German government creates new “Anti-Terror Unit”
24 December 2015
German Federal Police have created a new “Anti-Terror Unit.” On December 16, the first 50 men of the “Unit for Securing Evidence and Arrests Plus” (BFE+) marched before interior minister Thomas de Maizière in Blumberg near Berlin. The BFE+, recruited from regular federal and state police agencies, will initially consist of 250 officers. They will be placed on standby in five locations in Germany through the end of next year.
The unit is heavily armed. In addition to riot gear, balaclavas and bulletproof vests, its standard equipment will include the G36 assault rifle used by the German military. With the exception of Bavaria, state regulations for the arming of police permit the use of submachine guns in addition to handguns. Until now, assault rifles were not included in the equipment of police units on the grounds that, as large calibre weapons, they could not be aimed precisely and could easily wound innocent bystanders. Additionally, the new special unit will be equipped with armoured vehicles.
The BFE+ is so martial in its appearance that even some in the bourgeois media have criticised it. One article in Zeit Online entitled, “The police are playing war,” reads: “Assault rifles, urban warfare—the police of the new Anti-Terror Unit BFE+ think and behave like soldiers. They soften the separation between the military and police.”
Political scientist and sociologist Rafael Behr warned in an interview of “equating terror with war and building up the police more and more because of it.” The new unit exists in a “grey area.” In Germany, there has long been a “strict separation … The police are responsible for domestic problems, the army for foreign ones.”
The formation of a paramilitary police unit in Germany marks a turning point in the country’s postwar history. The new special unit BFE+ has been placed by the interior ministry under the purview of the federal police, which emerged in 2005 from the Federal Border Guard and is permitted to use military equipment. With this manoeuvre, the ministry circumvents the separation of police and military embedded in the constitution and, in effect, abolishes it.
This separation was formalized in the constitution after World War II, following the experience of the Freikorps in the Weimar Republic and the SA and SS of the Nazis, made up in large part by soldiers recruited from the Freikorps itself. The Freikorps played a central role in combatting the revolutionary uprisings in the Weimar Republic and the SA and SS did the same in the destruction of the organised workers movement after the Nazis took power.
The founding of the BFE+ is alleged to be a reaction of the German government to the terror attacks in Paris on November 13. In reality, plans for the introduction of paramilitary police troops have been planned for substantially longer and are one component of a comprehensive rearmament at home and abroad. For years, politicians in the government, above all former interior minister Otto Schily (SPD) and current finance minister Wolfgang Schäuble (CDU), have called for the domestic deployment of the military.

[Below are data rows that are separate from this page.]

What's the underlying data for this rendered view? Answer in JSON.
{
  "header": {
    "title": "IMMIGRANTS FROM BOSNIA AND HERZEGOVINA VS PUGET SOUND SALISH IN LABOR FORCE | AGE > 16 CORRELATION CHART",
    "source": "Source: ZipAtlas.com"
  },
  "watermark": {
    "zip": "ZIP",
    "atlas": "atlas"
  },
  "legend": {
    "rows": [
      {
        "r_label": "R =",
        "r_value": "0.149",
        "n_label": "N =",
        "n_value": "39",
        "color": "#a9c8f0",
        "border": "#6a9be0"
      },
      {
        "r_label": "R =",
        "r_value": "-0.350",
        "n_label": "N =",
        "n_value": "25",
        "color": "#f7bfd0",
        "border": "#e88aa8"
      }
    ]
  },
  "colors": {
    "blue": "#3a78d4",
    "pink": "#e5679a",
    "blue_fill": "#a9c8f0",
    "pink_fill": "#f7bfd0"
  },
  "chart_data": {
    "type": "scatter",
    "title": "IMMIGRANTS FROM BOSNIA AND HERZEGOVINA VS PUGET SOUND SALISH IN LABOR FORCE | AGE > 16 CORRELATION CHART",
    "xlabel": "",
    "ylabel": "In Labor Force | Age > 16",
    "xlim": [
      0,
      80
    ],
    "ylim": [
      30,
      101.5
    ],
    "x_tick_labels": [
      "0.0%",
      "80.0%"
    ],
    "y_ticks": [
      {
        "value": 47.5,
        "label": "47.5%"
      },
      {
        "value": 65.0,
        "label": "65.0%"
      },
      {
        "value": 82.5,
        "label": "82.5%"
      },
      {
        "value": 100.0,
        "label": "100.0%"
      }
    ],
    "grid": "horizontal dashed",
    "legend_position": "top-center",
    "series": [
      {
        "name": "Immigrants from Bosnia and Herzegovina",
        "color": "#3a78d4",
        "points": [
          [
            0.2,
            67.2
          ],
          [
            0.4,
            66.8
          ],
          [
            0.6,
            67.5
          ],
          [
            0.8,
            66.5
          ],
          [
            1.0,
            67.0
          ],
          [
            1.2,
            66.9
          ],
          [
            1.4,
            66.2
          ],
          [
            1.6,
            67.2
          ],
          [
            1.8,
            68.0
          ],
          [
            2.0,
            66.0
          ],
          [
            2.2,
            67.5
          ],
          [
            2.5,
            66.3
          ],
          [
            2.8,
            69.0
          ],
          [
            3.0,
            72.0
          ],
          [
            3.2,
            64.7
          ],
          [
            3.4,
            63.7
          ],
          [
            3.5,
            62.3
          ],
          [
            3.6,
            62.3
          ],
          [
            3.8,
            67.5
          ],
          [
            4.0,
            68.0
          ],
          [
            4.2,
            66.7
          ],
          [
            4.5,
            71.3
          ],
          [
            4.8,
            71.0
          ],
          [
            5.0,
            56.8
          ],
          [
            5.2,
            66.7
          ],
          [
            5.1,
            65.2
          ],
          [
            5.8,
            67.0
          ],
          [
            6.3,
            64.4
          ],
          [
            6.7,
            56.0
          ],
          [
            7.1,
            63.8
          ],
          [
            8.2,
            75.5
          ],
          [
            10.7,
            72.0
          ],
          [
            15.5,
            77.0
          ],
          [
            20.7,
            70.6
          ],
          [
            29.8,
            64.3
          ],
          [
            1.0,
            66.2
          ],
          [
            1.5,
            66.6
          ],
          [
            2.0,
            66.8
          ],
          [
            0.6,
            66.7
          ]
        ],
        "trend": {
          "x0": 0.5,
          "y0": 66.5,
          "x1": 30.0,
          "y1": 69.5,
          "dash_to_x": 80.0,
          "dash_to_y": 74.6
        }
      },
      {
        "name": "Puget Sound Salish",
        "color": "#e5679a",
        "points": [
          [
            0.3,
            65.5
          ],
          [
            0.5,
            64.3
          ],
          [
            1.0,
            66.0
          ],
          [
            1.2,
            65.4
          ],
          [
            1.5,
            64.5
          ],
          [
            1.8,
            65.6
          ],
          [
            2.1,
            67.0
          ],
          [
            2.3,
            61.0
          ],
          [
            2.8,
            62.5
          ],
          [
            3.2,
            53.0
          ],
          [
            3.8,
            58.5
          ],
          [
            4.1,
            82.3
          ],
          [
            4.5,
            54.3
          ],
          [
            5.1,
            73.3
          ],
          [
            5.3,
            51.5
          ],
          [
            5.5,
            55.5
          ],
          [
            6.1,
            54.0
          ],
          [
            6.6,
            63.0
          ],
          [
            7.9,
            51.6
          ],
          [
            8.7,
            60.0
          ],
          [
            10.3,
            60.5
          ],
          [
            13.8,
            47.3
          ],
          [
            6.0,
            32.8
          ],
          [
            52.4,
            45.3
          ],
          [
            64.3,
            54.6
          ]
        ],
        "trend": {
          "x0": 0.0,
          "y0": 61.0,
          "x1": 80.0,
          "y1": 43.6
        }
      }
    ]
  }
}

As with the military’s combat mission in Syria, the attacks in Paris serve only as a pretext. The majority of the attackers in Paris were known to authorities. The suspected mastermind of the attacks, Abdelhamid Abaaoud, boasted months before, in the IS magazine Dabiq, about how he was able to enter Belgium and plan attacks in plain view of the intelligence agencies. Under conditions of increasing class tensions in Germany and the country’s return to an aggressive foreign policy, the ruling elite is now preparing for the suppression of growing opposition within the population.
According to circles close to the federal police, the heavy armament of the BFE+ fulfils a definite purpose. It serves as a deterrent. The range of tasks of the new unit, however, goes far beyond the official description of combatting terrorism. “The actions for which the BFE+ train are similar to those of the military,” writes Die Zeit. According to the statements of a person involved, the new unit acts “as an infantry platoon engaged in urban combat.” The interior ministry reports that the unit, so long as no special operations are pending, “will predominantly be made available for normal daily tasks of the federal police force.” They will also be used at soccer games and at demonstrations. In those situations, heavy rescue vehicles with military equipment will be on standby and made available in the immediate vicinity of an operation site.
The creation of a heavily armed Anti-Terror Unit of the federal police is a warning to all workers and youth in Germany. Above all, recent developments in the US show what the ruling class is preparing in this country. Similar special units of the police (SWAT teams) have long terrorized the population there and have occupied entire cities, as they did during the unrest and protests in Ferguson, Missouri in the summer of 2014. In a commentary entitled “ Ferguson, Missouri: War comes home ,” the World Socialist Web Site described the kinds of terrifying developments that will now be introduced in Germany with the creation of the BFE+ and the extensive militarisation of the police:
“SWAT teams decked out in battle fatigues and goggles descended on the city, wielding high-power shotguns and automatic rifles and driving armored attack vehicles … The forces involved may technically be local police, but what they are engaged in is essentially a military occupation. They look like the military, act like the military and have close ties to the military. Not only have police been armed with military equipment, they have been given a new set of rules. They are being trained to employ the methods used by the US and its allies in Afghanistan, Iraq, Gaza and Ukraine.”